UFOs, “unidentified flying objects,” (aka “unidentified aerial phenomena”) came into our vocabulary after World War II. Two 1947 events — pilot Kenneth Arnold’s reported sighting of UFOs over Mount Rainier in Washington state and the alleged crash of an alien spacecraft at Area 51, a secret government base in Nevada — set off a lot of media ballyhoo. There had been “things” seen in the sky before, some are mentioned in scripture, but interest peaked as sightings and reports grew more common and science fiction accounts of extraterrestrials popularized the possibility of alien encounters. I remember seeing “The Day the Earth Stood Still” in 1950 and “The War of The Worlds” a few years later.
Under public pressure, the U.S. Air Force launched a study of the UFO phenomena, Project Blue Book in 1952. When it closed up shop in 1969 and published its final report, it found no evidence of extraterrestrials or any evidence of a threat to national security. However, it did nothing to quell worldwide sightings from trained observers and military personnel. The public sensed a coverup, especially as reports kept right on coming. Senate Majority Leader Harry Reid took an interest and secured $22 million to revive the Blue Book study in 2007.
Writing in the New York Times this month, Reid noted he’d been interested in the phenomena since 1996 and supported further study because “an unofficial taboo regarding the frank discussion of encounters could harm our national security and stymie opportunities for technical advancement.” The Reid money ran out in 2017, but President Trump reauthorized funding after criticism that officials were not being forthcoming.

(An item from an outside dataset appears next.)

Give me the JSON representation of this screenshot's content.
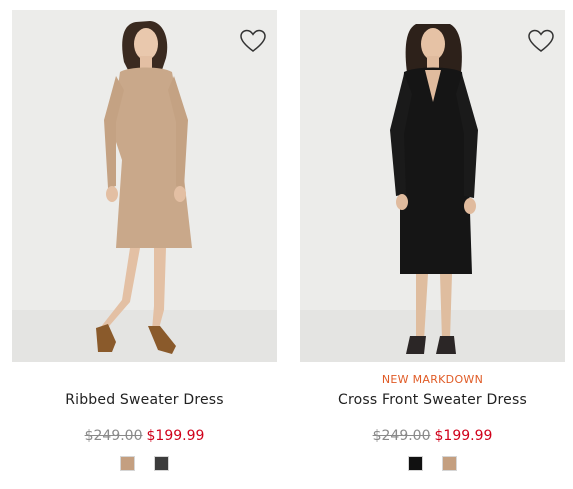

A report titled “Unidentified Aerial Phenomena” will be out sometime this month. It’s already attracted a lot of attention, including a 60 Minutes segment and comments from former President Barack Obama on the CBS Late Late Show.
“What is true, and I’m actually being serious here, is that there is footage and records of objects in the skies that we don’t know exactly what they are,” Obama said.
Will the report reveal anything new? Insiders are mum. There’s speculation it will acknowledge the phenomena, say a few things about what people are seeing, and opine it may be Russian or Chinese spyware, but offer nothing conclusive about aliens or “Close Encounters of The Third Kind.” In brief, it will replay Project Blue Book.
I saw something in the sky over Penobscot Bay that night in 1990. Maybe it was a fleet of alien observer drones. Maybe it was something else. I’m staying agnostic. “Correlation does not imply causation.” Absent a confirmed link such as a landing on the National Mall and an alien news conference, there is no conclusive proof that we are being visited.
We could be. There could be extraterrestrial scholars walking around among us, but if they’re good anthropologists they’ll keep mum, make notes, do their science and go about their business. Studying our worldwide cultural, political and environmental detritus is enough to keep them busy for millennia. They don’t have to invade if they want to take over. We’re already helping them out.
It’s a big universe. I’m a believer in extraterrestrial life and intelligence, and if they’re smarter than we are — and they are — they already understand that timing is everything. They’ll wow us with lights in the sky and inexplicable phenomena and wait. We’ll finish messing things up soon enough.Let’s not spend more money chasing UFOs and things that go bump in the night. This is an opportunity for solid science and astrobiology. We already know there are hundreds of planets circling stars in our galaxy. Some of them may be home to intelligent life. Let’s find out. We could use the help.